Menkeu Purbaya Yudhi Sadewa (Instagram/@menkeuri)
Menkeu Purbaya Yudhi Sadewa (Instagram/@menkeuri)

“Nanti pakaian-pakaian yang ilegal kita tutup semua. Saya minta teman-teman di Bea Cukai untuk bergerak lebih keras lagi supaya industri domestik dan tekstil bisa hidup,” ujar Purbaya Yudhi Sadewa, Senin (3/11/2025) dikutip dari Beritasatu.

“Saya juga monitor TikTok untuk lihat respons masyarakat. Banyak pedagang thrifting marah-marah sama saya, bilang ini salah, harusnya dikasih harga, dan sebagainya,” katanya.

Purbaya Yudhi Sadewa mengatakan, usaha jual beli pakaian bekas hanya mendatangkan untung sesaat.

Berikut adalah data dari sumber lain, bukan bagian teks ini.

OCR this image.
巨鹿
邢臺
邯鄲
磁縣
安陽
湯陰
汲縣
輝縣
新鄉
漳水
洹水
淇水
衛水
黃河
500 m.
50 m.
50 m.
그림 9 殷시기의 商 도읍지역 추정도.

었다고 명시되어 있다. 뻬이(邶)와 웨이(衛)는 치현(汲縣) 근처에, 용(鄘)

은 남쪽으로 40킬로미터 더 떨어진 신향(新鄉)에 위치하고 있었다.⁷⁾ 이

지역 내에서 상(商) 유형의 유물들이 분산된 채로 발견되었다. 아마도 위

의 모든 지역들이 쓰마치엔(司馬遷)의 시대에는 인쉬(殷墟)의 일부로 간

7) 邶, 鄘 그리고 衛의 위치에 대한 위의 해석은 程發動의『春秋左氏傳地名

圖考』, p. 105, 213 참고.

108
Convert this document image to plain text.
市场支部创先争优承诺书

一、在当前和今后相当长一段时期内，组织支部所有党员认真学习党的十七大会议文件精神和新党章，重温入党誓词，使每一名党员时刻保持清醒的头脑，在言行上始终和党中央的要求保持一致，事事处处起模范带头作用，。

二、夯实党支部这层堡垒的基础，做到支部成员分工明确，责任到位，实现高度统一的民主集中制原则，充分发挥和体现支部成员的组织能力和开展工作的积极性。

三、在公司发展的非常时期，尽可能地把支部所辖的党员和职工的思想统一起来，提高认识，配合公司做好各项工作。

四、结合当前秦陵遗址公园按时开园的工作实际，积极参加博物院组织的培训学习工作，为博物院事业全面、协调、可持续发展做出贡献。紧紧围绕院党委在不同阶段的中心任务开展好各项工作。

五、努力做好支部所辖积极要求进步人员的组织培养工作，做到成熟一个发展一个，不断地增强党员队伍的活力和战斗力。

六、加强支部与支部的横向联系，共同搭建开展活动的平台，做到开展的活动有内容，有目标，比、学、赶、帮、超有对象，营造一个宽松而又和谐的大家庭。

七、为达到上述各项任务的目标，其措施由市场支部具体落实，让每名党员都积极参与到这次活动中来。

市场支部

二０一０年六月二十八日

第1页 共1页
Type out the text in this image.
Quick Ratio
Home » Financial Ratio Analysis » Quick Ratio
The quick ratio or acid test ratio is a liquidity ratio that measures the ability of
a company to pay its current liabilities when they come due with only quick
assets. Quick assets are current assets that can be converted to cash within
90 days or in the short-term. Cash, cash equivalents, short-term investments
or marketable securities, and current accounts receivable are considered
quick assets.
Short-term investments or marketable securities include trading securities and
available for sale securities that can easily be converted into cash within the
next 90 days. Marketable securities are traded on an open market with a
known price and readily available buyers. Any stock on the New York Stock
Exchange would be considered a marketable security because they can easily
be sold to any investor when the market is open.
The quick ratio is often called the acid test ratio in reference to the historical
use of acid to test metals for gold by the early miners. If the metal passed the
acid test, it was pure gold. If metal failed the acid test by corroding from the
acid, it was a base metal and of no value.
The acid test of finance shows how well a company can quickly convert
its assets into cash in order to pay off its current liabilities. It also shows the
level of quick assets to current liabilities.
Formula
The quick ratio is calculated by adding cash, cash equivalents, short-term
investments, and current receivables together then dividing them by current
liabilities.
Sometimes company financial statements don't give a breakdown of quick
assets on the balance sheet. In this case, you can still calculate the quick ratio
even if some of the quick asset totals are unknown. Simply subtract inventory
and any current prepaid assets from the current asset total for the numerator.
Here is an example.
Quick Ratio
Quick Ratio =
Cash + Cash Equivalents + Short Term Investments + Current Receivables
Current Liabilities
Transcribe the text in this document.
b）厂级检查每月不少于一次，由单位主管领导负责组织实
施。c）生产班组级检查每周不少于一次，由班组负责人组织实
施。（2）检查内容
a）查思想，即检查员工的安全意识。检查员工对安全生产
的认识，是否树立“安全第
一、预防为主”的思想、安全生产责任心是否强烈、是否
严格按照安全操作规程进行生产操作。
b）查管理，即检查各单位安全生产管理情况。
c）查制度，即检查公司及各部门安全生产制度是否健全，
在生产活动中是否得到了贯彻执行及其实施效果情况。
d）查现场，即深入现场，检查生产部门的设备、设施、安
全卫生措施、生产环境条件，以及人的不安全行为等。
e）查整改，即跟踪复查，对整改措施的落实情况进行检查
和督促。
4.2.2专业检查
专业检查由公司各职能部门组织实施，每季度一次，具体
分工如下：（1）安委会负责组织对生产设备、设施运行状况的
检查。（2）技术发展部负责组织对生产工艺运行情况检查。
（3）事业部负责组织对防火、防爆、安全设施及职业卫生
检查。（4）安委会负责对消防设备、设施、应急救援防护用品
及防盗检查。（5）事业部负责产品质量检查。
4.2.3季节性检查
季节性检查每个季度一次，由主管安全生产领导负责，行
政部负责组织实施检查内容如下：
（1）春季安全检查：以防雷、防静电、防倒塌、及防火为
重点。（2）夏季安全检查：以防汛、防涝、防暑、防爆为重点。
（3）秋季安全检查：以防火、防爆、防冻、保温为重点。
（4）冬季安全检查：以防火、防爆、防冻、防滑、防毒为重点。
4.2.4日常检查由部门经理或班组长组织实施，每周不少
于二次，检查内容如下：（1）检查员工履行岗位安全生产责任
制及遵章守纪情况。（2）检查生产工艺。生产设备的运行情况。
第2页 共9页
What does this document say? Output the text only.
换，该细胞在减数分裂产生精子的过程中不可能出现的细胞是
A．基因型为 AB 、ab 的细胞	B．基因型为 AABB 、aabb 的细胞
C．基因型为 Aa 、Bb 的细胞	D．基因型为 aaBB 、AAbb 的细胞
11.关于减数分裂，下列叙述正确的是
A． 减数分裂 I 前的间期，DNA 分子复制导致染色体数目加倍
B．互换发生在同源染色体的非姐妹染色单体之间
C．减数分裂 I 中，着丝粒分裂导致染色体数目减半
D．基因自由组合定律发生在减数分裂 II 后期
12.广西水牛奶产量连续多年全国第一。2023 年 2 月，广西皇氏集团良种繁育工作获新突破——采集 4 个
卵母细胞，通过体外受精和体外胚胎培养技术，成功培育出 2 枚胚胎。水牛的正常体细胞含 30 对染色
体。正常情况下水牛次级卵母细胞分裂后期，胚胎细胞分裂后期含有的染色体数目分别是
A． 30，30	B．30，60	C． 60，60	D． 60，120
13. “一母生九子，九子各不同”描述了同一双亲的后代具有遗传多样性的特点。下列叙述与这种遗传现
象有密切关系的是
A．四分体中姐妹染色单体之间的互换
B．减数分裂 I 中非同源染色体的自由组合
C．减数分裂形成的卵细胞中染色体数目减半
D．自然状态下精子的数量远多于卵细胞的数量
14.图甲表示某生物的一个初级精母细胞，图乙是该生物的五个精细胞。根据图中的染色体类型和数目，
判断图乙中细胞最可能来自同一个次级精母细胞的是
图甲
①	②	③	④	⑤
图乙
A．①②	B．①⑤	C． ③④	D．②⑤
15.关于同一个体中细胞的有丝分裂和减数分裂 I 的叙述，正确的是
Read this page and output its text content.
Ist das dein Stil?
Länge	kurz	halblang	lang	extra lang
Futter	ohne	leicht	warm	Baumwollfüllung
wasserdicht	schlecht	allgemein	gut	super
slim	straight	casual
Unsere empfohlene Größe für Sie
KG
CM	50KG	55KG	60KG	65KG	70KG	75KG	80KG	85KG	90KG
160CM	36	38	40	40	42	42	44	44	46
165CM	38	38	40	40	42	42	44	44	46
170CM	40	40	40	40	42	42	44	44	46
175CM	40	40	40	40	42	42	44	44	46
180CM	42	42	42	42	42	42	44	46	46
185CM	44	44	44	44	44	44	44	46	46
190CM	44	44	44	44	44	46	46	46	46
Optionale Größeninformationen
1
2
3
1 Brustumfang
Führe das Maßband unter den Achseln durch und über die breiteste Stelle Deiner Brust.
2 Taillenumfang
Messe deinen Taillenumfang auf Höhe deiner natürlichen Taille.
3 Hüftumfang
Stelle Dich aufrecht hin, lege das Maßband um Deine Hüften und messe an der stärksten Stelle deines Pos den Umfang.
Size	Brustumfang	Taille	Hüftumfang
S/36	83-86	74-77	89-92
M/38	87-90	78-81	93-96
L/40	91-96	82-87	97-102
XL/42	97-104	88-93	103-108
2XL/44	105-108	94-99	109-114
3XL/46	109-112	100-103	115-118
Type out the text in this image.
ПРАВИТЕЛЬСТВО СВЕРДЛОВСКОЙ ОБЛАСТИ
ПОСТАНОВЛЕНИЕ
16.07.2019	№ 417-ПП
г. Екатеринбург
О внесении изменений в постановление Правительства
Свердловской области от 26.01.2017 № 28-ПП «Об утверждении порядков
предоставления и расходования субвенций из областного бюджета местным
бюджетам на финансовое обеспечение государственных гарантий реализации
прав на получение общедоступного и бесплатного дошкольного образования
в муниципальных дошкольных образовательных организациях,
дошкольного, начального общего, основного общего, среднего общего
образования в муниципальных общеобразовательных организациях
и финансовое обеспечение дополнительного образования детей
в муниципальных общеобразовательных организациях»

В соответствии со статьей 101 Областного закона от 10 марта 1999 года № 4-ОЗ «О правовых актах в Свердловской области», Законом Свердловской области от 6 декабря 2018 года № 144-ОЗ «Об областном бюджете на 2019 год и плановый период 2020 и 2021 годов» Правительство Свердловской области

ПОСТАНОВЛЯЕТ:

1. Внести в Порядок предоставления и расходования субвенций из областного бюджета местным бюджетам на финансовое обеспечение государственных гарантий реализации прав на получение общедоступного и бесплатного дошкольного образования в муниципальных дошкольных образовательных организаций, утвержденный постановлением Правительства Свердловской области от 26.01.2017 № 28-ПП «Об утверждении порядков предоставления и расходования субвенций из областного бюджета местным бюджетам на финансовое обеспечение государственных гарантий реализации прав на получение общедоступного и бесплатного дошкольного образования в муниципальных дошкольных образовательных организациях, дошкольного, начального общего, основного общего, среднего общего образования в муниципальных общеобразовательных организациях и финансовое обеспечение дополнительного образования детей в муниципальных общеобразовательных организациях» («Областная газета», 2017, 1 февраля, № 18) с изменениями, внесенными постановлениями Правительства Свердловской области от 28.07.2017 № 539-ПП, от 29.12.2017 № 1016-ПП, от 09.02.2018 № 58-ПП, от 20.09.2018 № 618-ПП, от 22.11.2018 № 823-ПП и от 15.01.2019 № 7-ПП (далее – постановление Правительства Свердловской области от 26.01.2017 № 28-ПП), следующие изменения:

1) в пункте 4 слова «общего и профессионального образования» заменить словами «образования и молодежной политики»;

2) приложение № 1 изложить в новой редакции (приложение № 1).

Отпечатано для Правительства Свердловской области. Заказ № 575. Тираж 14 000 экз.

Sebab dalam jangka panjang akan berdampak pada industri tekstil di dalam negeri.

“Itu mereka mencari keuntungan jangka pendek saja. Dia untung, tetapi industri mati,” jelasnya.

Menkeu Purbaya pun berharap, para pedagang thrifting agar mulai beralih komoditas yang diperjualbelikan.

“Kalau bisa diubah jadi jual barang-barang dalam negeri dengan aturan yang pas, pedagang thrift tetap bisa jalan pelan-pelan. Industri hidup, lapangan kerja bertambah, dan daya beli masyarakat juga meningkat,” katanya.